The emergence of fly by night operators, crooks and plain cold blooded murderers who can kill for a few thousand bucks, by donning the mask of revolutionaries, can also be attributed as one of the many sub-developments of the insurrection movement or armed confrontations.
The people of Manipur, including the media have been at the receiving ends of many of these elements and it becomes more intense when splits and factionalism, obviously over financial matters come to the fore. Apart from this, what is particularly galling about the most recent incident is the time and the manner in which the media came under the threats of the guns and bombs from these elements, when the credibility and ethics of Imphal based newspapers have been not only been questioned but also torn to shreds, by the proponents of the Greater Lim demand.
Here is a far greater and critical issue at hand, in the face of the growing demand for the creation of a Greater Nagaland at the cost of States like Manipur, Assam and Arunachal Pradesh, when every true sons of the soil should be closely studying and monitoring the tones of the NSCN (IM) and the double talks of New Delhi.

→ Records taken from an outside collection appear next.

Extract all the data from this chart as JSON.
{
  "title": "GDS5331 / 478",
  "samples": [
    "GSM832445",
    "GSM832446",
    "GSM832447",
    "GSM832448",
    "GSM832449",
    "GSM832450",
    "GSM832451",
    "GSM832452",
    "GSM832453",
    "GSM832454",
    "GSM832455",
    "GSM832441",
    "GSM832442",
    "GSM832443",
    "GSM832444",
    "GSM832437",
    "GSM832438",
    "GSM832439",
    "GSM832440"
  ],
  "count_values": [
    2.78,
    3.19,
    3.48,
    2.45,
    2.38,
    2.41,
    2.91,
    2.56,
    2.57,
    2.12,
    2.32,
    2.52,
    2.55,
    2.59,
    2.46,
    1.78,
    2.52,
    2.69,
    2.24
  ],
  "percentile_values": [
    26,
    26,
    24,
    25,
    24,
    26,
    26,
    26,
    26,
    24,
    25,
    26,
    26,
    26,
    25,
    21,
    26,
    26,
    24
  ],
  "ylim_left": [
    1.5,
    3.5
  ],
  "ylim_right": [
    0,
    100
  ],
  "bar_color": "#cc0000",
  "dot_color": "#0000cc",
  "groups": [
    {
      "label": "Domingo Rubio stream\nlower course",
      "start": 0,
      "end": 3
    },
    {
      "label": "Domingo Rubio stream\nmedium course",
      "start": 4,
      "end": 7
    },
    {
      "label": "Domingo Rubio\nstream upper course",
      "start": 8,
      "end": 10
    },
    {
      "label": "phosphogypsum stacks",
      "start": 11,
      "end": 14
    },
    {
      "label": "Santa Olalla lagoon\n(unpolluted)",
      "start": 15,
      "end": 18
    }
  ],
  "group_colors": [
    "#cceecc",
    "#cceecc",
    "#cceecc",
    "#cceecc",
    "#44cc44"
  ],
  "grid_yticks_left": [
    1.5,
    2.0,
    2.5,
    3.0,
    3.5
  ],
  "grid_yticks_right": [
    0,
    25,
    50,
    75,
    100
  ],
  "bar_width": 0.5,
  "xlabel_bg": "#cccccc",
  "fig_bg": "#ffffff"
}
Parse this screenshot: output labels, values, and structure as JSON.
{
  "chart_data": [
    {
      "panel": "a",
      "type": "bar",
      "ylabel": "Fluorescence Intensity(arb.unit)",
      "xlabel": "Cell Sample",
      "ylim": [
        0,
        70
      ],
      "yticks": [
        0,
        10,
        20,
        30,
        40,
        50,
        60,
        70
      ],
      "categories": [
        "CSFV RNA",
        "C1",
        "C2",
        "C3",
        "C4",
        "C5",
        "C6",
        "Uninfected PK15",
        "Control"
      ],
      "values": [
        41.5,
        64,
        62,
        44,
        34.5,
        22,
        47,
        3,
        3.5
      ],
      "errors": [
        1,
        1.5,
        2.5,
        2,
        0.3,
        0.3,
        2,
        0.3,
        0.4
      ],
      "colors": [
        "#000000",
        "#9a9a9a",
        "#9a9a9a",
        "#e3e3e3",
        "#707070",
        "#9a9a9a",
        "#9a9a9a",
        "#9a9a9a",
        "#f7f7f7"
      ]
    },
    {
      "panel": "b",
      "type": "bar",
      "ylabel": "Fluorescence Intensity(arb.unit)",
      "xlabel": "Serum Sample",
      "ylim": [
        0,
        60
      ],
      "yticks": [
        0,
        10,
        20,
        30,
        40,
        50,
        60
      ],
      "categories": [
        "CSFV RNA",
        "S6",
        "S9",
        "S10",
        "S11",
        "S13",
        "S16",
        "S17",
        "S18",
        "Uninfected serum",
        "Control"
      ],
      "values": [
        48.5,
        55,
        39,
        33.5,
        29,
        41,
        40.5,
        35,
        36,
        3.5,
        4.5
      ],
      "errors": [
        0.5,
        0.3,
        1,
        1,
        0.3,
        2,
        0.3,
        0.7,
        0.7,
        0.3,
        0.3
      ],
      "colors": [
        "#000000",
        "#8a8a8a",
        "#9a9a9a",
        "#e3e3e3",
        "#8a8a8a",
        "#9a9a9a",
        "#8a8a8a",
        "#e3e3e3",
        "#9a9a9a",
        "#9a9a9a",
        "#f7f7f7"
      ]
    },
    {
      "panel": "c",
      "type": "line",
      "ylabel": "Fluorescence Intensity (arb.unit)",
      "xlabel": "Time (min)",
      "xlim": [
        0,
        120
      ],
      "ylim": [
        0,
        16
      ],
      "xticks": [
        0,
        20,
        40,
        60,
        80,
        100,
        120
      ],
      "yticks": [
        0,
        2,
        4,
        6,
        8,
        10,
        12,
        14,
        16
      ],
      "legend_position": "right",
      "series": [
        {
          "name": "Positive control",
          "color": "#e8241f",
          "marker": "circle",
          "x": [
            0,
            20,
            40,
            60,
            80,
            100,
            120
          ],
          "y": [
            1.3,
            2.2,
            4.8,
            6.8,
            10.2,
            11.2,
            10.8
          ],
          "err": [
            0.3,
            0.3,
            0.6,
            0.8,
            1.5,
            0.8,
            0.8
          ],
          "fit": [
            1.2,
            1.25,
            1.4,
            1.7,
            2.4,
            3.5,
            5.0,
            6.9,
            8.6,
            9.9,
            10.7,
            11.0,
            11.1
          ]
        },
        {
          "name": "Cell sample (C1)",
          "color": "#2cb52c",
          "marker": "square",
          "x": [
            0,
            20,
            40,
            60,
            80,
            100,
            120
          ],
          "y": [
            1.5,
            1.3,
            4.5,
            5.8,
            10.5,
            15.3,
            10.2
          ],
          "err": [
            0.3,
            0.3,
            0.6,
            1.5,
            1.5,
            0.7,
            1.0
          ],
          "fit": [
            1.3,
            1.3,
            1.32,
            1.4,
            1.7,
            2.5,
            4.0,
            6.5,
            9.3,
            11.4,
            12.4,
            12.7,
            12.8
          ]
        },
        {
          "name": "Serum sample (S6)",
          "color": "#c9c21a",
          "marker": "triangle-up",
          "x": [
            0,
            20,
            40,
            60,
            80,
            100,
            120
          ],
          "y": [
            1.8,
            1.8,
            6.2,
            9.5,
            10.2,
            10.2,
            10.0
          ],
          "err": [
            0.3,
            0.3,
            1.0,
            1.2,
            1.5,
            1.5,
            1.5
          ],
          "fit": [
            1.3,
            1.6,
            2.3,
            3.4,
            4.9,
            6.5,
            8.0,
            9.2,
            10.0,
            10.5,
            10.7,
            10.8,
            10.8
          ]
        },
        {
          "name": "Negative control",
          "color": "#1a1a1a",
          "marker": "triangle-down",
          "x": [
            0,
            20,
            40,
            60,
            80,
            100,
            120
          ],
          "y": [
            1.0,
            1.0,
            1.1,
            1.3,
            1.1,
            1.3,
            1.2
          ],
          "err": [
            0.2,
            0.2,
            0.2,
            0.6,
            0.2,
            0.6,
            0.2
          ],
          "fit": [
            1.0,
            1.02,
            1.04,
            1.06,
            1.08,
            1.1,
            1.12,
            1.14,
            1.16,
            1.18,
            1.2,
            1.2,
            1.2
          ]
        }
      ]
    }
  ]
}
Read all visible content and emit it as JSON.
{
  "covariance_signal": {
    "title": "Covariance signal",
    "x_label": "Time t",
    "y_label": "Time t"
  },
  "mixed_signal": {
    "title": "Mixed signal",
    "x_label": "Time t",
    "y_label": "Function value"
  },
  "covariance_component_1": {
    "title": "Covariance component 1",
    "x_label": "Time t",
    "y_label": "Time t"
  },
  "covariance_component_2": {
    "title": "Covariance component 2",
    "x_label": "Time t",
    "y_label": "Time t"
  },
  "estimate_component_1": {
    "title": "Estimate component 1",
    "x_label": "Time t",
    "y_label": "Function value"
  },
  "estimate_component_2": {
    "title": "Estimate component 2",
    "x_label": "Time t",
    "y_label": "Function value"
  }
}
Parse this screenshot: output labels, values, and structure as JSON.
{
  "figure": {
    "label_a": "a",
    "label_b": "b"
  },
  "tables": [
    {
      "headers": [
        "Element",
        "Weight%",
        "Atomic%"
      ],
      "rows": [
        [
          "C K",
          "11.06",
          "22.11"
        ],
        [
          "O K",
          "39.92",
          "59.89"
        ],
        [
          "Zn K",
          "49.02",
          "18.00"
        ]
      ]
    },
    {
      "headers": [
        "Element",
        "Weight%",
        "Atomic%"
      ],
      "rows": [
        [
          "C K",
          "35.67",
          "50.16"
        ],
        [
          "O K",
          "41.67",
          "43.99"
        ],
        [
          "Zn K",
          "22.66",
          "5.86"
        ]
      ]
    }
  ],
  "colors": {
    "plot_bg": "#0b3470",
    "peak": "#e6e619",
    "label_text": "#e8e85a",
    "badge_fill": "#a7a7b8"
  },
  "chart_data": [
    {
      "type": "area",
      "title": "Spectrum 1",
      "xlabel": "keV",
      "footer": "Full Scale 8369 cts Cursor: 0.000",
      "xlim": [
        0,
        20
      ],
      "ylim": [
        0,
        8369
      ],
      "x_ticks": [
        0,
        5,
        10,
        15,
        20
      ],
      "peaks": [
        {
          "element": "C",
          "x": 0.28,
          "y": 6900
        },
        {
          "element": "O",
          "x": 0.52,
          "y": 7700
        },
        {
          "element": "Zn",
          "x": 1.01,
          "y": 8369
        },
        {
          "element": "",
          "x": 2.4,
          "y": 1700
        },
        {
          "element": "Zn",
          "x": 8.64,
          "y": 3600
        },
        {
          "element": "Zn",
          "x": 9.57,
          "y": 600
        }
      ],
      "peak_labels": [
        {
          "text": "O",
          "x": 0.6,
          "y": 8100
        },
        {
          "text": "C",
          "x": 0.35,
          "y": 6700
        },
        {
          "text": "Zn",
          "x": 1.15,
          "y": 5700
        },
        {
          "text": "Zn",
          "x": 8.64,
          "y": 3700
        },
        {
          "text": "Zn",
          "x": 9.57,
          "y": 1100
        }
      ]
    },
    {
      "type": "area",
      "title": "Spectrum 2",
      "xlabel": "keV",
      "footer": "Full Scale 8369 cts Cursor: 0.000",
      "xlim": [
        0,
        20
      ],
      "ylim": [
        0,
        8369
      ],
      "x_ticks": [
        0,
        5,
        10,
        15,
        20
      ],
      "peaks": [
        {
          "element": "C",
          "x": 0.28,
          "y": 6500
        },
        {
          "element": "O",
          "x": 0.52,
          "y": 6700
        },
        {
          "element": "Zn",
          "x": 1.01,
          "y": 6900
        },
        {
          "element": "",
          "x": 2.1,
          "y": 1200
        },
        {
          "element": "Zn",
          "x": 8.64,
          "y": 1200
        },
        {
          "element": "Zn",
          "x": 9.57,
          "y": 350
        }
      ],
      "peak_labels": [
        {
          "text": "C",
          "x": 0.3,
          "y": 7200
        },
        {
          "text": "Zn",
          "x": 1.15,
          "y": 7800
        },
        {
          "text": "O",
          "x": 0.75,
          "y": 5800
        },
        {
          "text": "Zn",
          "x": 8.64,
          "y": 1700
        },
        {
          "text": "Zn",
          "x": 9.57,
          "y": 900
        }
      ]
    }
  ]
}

However such discourses have had to be blacked out by some of these elements, who cannot see beyond their noses while at the same time espousing some patriotic cause or raising some non-sensical slogans.
As we have mentioned before, there are Nakli revolutionaries in abundance in Manipur and it is time for all to put their heads together and see how these elements or anti-social elements can be neutralised and told in no uncertain terms that they have no business to play with people's lives for issues, which are strictly internal to them and do not concern the interest of the people or the State.
The time has also come for the media in Manipur, especially the Imphal based media houses, to introspect and see if there are any loopholes. However ugly or distasteful it is, we have to admit that there have been instances when some media personnel have brought disrepute to the profession of journalism.
Let's fight the external forces and at the same time, let's also clean our stable. Or else, no matter how loud the media here may shout or write about human rights abuses, atrocities of the security forces and non-State actors, corruption at the highest level of the Government, as well as the need to ensure the territorial integrity of the State and the game that Delhi resorts to now and then will find no takers in the international fora, which has rightly been described as a global village today.
For a media to be taken seriously and treated with the respect it demands, we need to take a stand and not bow down to the diktats of each and every single pressure group, of which there are too many to count in Manipur. This is the litmus test for the media in the State.